Le plus beau de la pièce est encore ailleurs, quand elle révèle sa nature tragique. Malgré cet amour exigeant, répété, clamé, des parents pour le fils, ce dernier est le fils de personne. Aucun amour ne sera inconditionnel. Le père abandonne une nouvelle fois l’adolescent qu’il juge indigne de son idéal, condamnant une bêtise qui est pourtant plus le fait d’un âge que d’une personne ; la mère l’utilise pour convaincre le père de les laisser repartir au Havre, en zone bombardée, désireuse d’y retrouver l’homme qu’elle aime, et prête, pour cela, à risquer la vie du fils. Ils aiment leur enfant : ils le sacrifient. Montherlant rend compréhensible la réalité de sentiments complexes, violents et leur logique fatale.

Commentaires

1. Le lundi 8 juin 2015, 14:36 par Sigfrid Burvenich

Je suis touché par ce bel article et heureux de savoir que tu découvres toutes les beautés des oeuvres de Montherlant.
J ´avais beaucoup d ´affection et d ´estime pour ton oncle. Je connais bien son livre ;il est à bien des égards remarquable.
Marc Fumaroli avait adressé à ton oncle une lettre dithyrambique après avoir lu cet ouvrage.
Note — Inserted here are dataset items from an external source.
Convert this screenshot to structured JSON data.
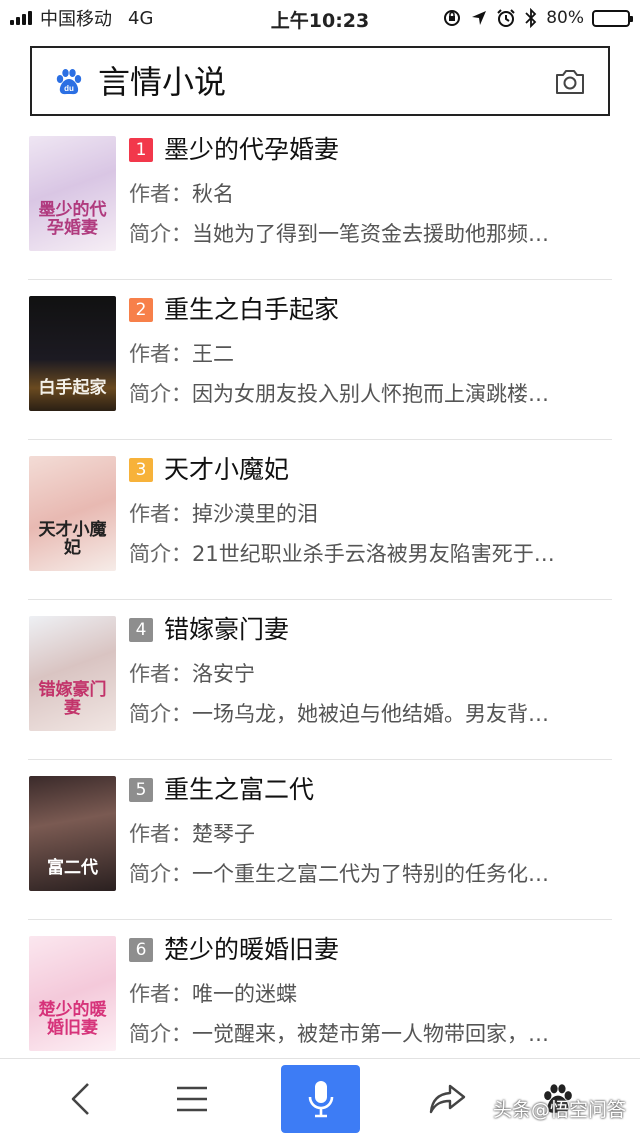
{
  "status_bar": {
    "carrier": "中国移动",
    "network": "4G",
    "time": "上午10:23",
    "battery": "80%",
    "battery_level": 0.8
  },
  "search": {
    "query": "言情小说",
    "logo_icon": "baidu-paw-icon",
    "camera_icon": "camera-icon"
  },
  "books": [
    {
      "rank": "1",
      "rank_color": "#f2384b",
      "title": "墨少的代孕婚妻",
      "author_label": "作者：",
      "author": "秋名",
      "intro_label": "简介：",
      "intro": "当她为了得到一笔资金去援助他那频…",
      "cover_text": "墨少的代孕婚妻"
    },
    {
      "rank": "2",
      "rank_color": "#f7804a",
      "title": "重生之白手起家",
      "author_label": "作者：",
      "author": "王二",
      "intro_label": "简介：",
      "intro": "因为女朋友投入别人怀抱而上演跳楼…",
      "cover_text": "白手起家"
    },
    {
      "rank": "3",
      "rank_color": "#f7b23a",
      "title": "天才小魔妃",
      "author_label": "作者：",
      "author": "掉沙漠里的泪",
      "intro_label": "简介：",
      "intro": "21世纪职业杀手云洛被男友陷害死于…",
      "cover_text": "天才小魔妃"
    },
    {
      "rank": "4",
      "rank_color": "#8e8e8e",
      "title": "错嫁豪门妻",
      "author_label": "作者：",
      "author": "洛安宁",
      "intro_label": "简介：",
      "intro": "一场乌龙，她被迫与他结婚。男友背…",
      "cover_text": "错嫁豪门妻"
    },
    {
      "rank": "5",
      "rank_color": "#8e8e8e",
      "title": "重生之富二代",
      "author_label": "作者：",
      "author": "楚琴子",
      "intro_label": "简介：",
      "intro": "一个重生之富二代为了特别的任务化…",
      "cover_text": "富二代"
    },
    {
      "rank": "6",
      "rank_color": "#8e8e8e",
      "title": "楚少的暖婚旧妻",
      "author_label": "作者：",
      "author": "唯一的迷蝶",
      "intro_label": "简介：",
      "intro": "一觉醒来，被楚市第一人物带回家，…",
      "cover_text": "楚少的暖婚旧妻"
    }
  ],
  "toolbar": {
    "back_icon": "back-chevron-icon",
    "menu_icon": "menu-icon",
    "voice_icon": "microphone-icon",
    "share_icon": "share-arrow-icon",
    "home_icon": "baidu-paw-icon",
    "watermark": "头条@悟空问答",
    "voice_color": "#3d7cf5"
  }
}
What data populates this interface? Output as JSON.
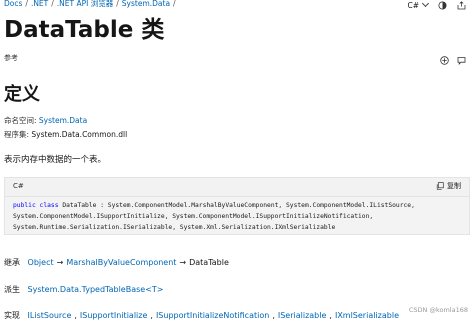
{
  "breadcrumb": [
    "Docs",
    ".NET",
    ".NET API 浏览器",
    "System.Data"
  ],
  "language": "C#",
  "page_title": "DataTable 类",
  "reference_label": "参考",
  "section_heading": "定义",
  "namespace": {
    "label": "命名空间:",
    "value": "System.Data"
  },
  "assembly": {
    "label": "程序集:",
    "value": "System.Data.Common.dll"
  },
  "description": "表示内存中数据的一个表。",
  "code": {
    "lang": "C#",
    "copy_label": "复制",
    "lines": [
      "public class DataTable : System.ComponentModel.MarshalByValueComponent, System.ComponentModel.IListSource,",
      "System.ComponentModel.ISupportInitialize, System.ComponentModel.ISupportInitializeNotification,",
      "System.Runtime.Serialization.ISerializable, System.Xml.Serialization.IXmlSerializable"
    ]
  },
  "inheritance": {
    "label": "继承",
    "items": [
      "Object",
      "MarshalByValueComponent",
      "DataTable"
    ],
    "arrow": "→"
  },
  "derived": {
    "label": "派生",
    "items": [
      "System.Data.TypedTableBase<T>"
    ]
  },
  "implements": {
    "label": "实现",
    "items": [
      "IListSource",
      "ISupportInitialize",
      "ISupportInitializeNotification",
      "ISerializable",
      "IXmlSerializable"
    ]
  },
  "watermark": "CSDN @komla168",
  "icons": [
    "chevron-down-icon",
    "theme-icon",
    "share-icon",
    "copy-icon",
    "add-collection-icon",
    "feedback-icon"
  ],
  "colors": {
    "link": "#0065b3",
    "code_bg": "#f3f3f3",
    "keyword": "#0000ff"
  }
}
2. Le lundi 8 juin 2015, 21:47 par Véronique Hallereau

Merci Sigfrid. Je sais que mon oncle t'appréciait également beaucoup. Je connaissais cette lettre de Fumaroli, je l'ai retrouvée malheureusement déchirée avec toute une partie manquante... Je voudrais d'ailleurs que nous parlions ensemble du manuscrit : je t'écrirai prochainement.

3. Le vendredi 31 juillet 2015, 21:18 par MONNERIE

Si vous vous intéressez au théâtre de Montherlant, en particulier à sa "trilogie catholique", voir mon livre paru chez Séguier sous le titre LA DRAMATURGIE CATHOLIQUE DE HENRY DE MONTHERLANT - site Séguier. Me communiquer votre avis sans hésiter. Merci.

4. Le samedi 1 août 2015, 11:06 par Véronique Hallereau

Merci de m'avoir signalé votre ouvrage.